Web developers design websites, both front end (what users see when they interact with the website) and back end (the code that allows the website to function). Web development is an ideal career for self-starters with computer training gained while in the military and a knack for problem-solving. Many web developers are self-employed and make their own hours, though some companies will hire part-time developers as well. Web development requires, at the very least, strong knowledge of the markup languages HTML and CSS, and ideally knowledge of one or more programming languages like Python or SQL. Becoming a web developer does not require any special certification; many developers got their start just 'messing around' in their spare time. However, there are many formal web development programs out there, ranging from programming 'boot camps,' to one-off classes at technical schools, to full associate's and bachelor's degrees in web development or design.
Dietitian or Nutritionist
Dietitians and nutritionists advise people on how to best use food and nutrition to manage disease and promote overall health.

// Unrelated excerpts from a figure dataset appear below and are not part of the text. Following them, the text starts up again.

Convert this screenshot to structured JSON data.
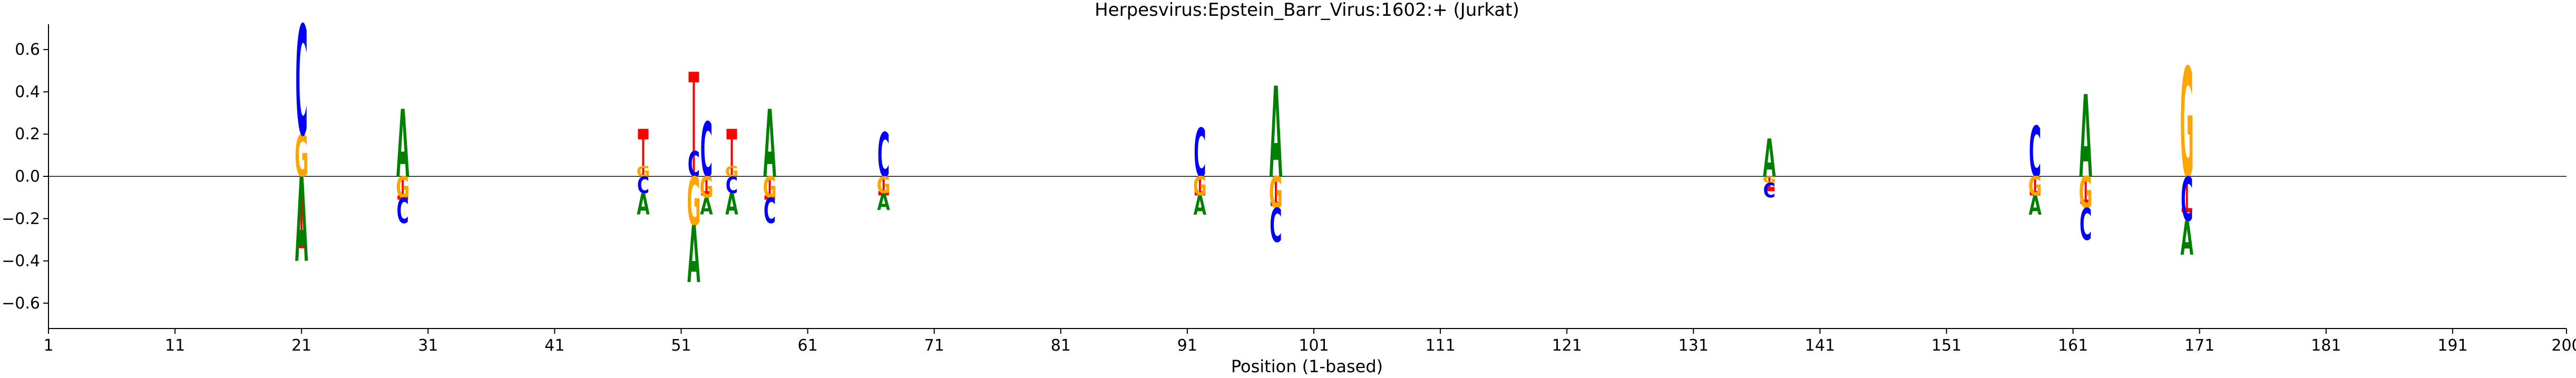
{
  "chart_data": {
    "type": "sequence-logo",
    "title": "Herpesvirus:Epstein_Barr_Virus:1602:+  (Jurkat)",
    "xlabel": "Position (1-based)",
    "ylabel": "",
    "xlim": [
      1,
      200
    ],
    "ylim": [
      -0.72,
      0.72
    ],
    "xticks": [
      1,
      11,
      21,
      31,
      41,
      51,
      61,
      71,
      81,
      91,
      101,
      111,
      121,
      131,
      141,
      151,
      161,
      171,
      181,
      191,
      200
    ],
    "yticks": [
      -0.6,
      -0.4,
      -0.2,
      0.0,
      0.2,
      0.4,
      0.6
    ],
    "ytick_labels": [
      "−0.6",
      "−0.4",
      "−0.2",
      "0.0",
      "0.2",
      "0.4",
      "0.6"
    ],
    "colors": {
      "A": "#008000",
      "C": "#0000ff",
      "G": "#ffa500",
      "marker": "#ff0000"
    },
    "positions": [
      {
        "pos": 21,
        "marker": -0.33,
        "up": [
          [
            "G",
            0.2
          ],
          [
            "C",
            0.52
          ]
        ],
        "down": [
          [
            "A",
            0.4
          ]
        ]
      },
      {
        "pos": 29,
        "marker": -0.1,
        "up": [
          [
            "A",
            0.32
          ]
        ],
        "down": [
          [
            "G",
            0.1
          ],
          [
            "C",
            0.12
          ]
        ]
      },
      {
        "pos": 48,
        "marker": 0.2,
        "up": [
          [
            "G",
            0.05
          ]
        ],
        "down": [
          [
            "C",
            0.08
          ],
          [
            "A",
            0.1
          ]
        ]
      },
      {
        "pos": 52,
        "marker": 0.47,
        "up": [
          [
            "C",
            0.12
          ]
        ],
        "down": [
          [
            "G",
            0.23
          ],
          [
            "A",
            0.27
          ]
        ]
      },
      {
        "pos": 53,
        "marker": -0.08,
        "up": [
          [
            "C",
            0.26
          ]
        ],
        "down": [
          [
            "G",
            0.1
          ],
          [
            "A",
            0.08
          ]
        ]
      },
      {
        "pos": 55,
        "marker": 0.2,
        "up": [
          [
            "G",
            0.05
          ]
        ],
        "down": [
          [
            "C",
            0.08
          ],
          [
            "A",
            0.1
          ]
        ]
      },
      {
        "pos": 58,
        "marker": -0.1,
        "up": [
          [
            "A",
            0.32
          ]
        ],
        "down": [
          [
            "G",
            0.1
          ],
          [
            "C",
            0.12
          ]
        ]
      },
      {
        "pos": 67,
        "marker": -0.08,
        "up": [
          [
            "C",
            0.21
          ]
        ],
        "down": [
          [
            "G",
            0.08
          ],
          [
            "A",
            0.08
          ]
        ]
      },
      {
        "pos": 92,
        "marker": -0.08,
        "up": [
          [
            "C",
            0.23
          ]
        ],
        "down": [
          [
            "G",
            0.09
          ],
          [
            "A",
            0.09
          ]
        ]
      },
      {
        "pos": 98,
        "marker": -0.13,
        "up": [
          [
            "A",
            0.43
          ]
        ],
        "down": [
          [
            "G",
            0.15
          ],
          [
            "C",
            0.16
          ]
        ]
      },
      {
        "pos": 137,
        "marker": -0.06,
        "up": [
          [
            "A",
            0.18
          ]
        ],
        "down": [
          [
            "G",
            0.03
          ],
          [
            "C",
            0.07
          ]
        ]
      },
      {
        "pos": 158,
        "marker": -0.08,
        "up": [
          [
            "C",
            0.24
          ]
        ],
        "down": [
          [
            "G",
            0.09
          ],
          [
            "A",
            0.09
          ]
        ]
      },
      {
        "pos": 162,
        "marker": -0.12,
        "up": [
          [
            "A",
            0.39
          ]
        ],
        "down": [
          [
            "G",
            0.15
          ],
          [
            "C",
            0.15
          ]
        ]
      },
      {
        "pos": 170,
        "marker": -0.16,
        "up": [
          [
            "G",
            0.52
          ]
        ],
        "down": [
          [
            "C",
            0.21
          ],
          [
            "A",
            0.16
          ]
        ]
      }
    ]
  }
}
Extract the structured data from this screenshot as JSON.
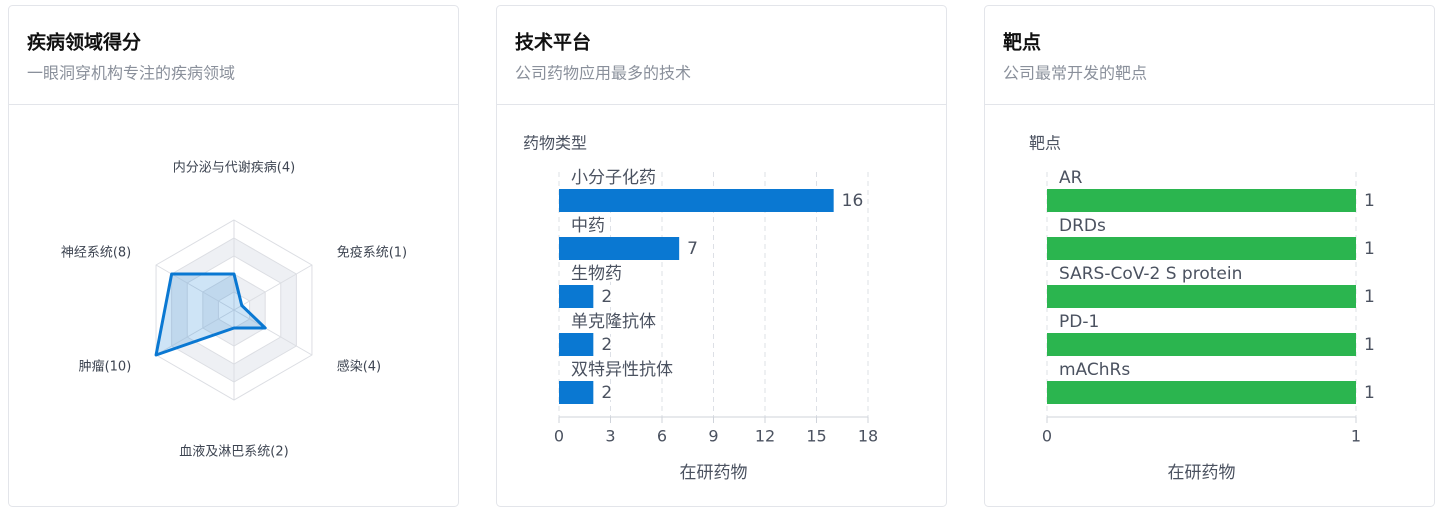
{
  "chart_data": [
    {
      "type": "radar",
      "title": "疾病领域得分",
      "subtitle": "一眼洞穿机构专注的疾病领域",
      "categories": [
        "内分泌与代谢疾病(4)",
        "免疫系统(1)",
        "感染(4)",
        "血液及淋巴系统(2)",
        "肿瘤(10)",
        "神经系统(8)"
      ],
      "values": [
        4,
        1,
        4,
        2,
        10,
        8
      ],
      "rlim": [
        0,
        10
      ],
      "rticks": [
        2,
        4,
        6,
        8,
        10
      ],
      "color": "#0a78d2"
    },
    {
      "type": "hbar",
      "title": "技术平台",
      "subtitle": "公司药物应用最多的技术",
      "y_label": "药物类型",
      "x_label": "在研药物",
      "categories": [
        "小分子化药",
        "中药",
        "生物药",
        "单克隆抗体",
        "双特异性抗体"
      ],
      "values": [
        16,
        7,
        2,
        2,
        2
      ],
      "xlim": [
        0,
        18
      ],
      "xticks": [
        0,
        3,
        6,
        9,
        12,
        15,
        18
      ],
      "color": "#0a78d2",
      "grid": true
    },
    {
      "type": "hbar",
      "title": "靶点",
      "subtitle": "公司最常开发的靶点",
      "y_label": "靶点",
      "x_label": "在研药物",
      "categories": [
        "AR",
        "DRDs",
        "SARS-CoV-2 S protein",
        "PD-1",
        "mAChRs"
      ],
      "values": [
        1,
        1,
        1,
        1,
        1
      ],
      "xlim": [
        0,
        1
      ],
      "xticks": [
        0,
        1
      ],
      "color": "#2bb54f",
      "grid": true
    }
  ]
}
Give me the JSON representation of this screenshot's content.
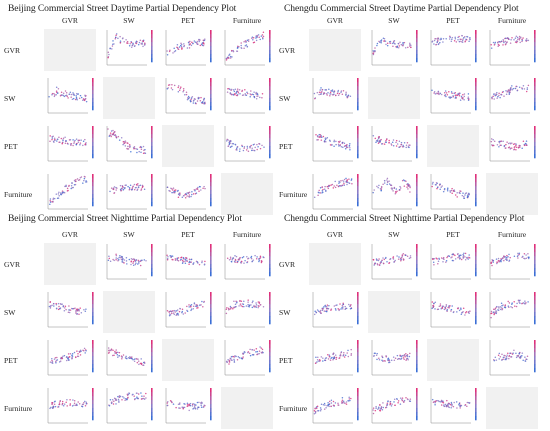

Veterans with food service specialist experience from their time in the military may be interested in pursuing this field. Most members of this profession are affiliated with a hospital or government program, and 1 in 4 worked part-time in 2016, stated the BLS. This job requires interpersonal skills, a compassionate ear, and an ability to independently evaluate a client's health and determine a course of action for the most appropriate nutritional plan to address any issues. Becoming a dietitian or nutritionist requires a bachelor's degree in a relevant field (nutrition, biology, public health, etc.) and several hundred hours of additional training, usually in the form of an internship. Many, though not all, states require some form of certification or licensure.
Occupational therapists work therapeutically with patients who may be injured, ill, or disabled to help them achieve a satisfying state of life. A successful occupational therapist is one who is empathetic, motivating, and patient, and this might be a good career for veterans who want to help other vets less fortunate than themselves regain their independence. Occupational therapy is a highly paid job with excellent growth prospects. One in three occupational therapists works part-time, said the BLS in 2016, and the hours are often flexible depending on patients' needs. Becoming an occupational therapist requires a master's degree in occupational therapy, as well as state licensure. A master's degree program generally takes 2 to 3 years to complete. Part-time occupational therapy programs (which offer classes on nights and weekends) are also available.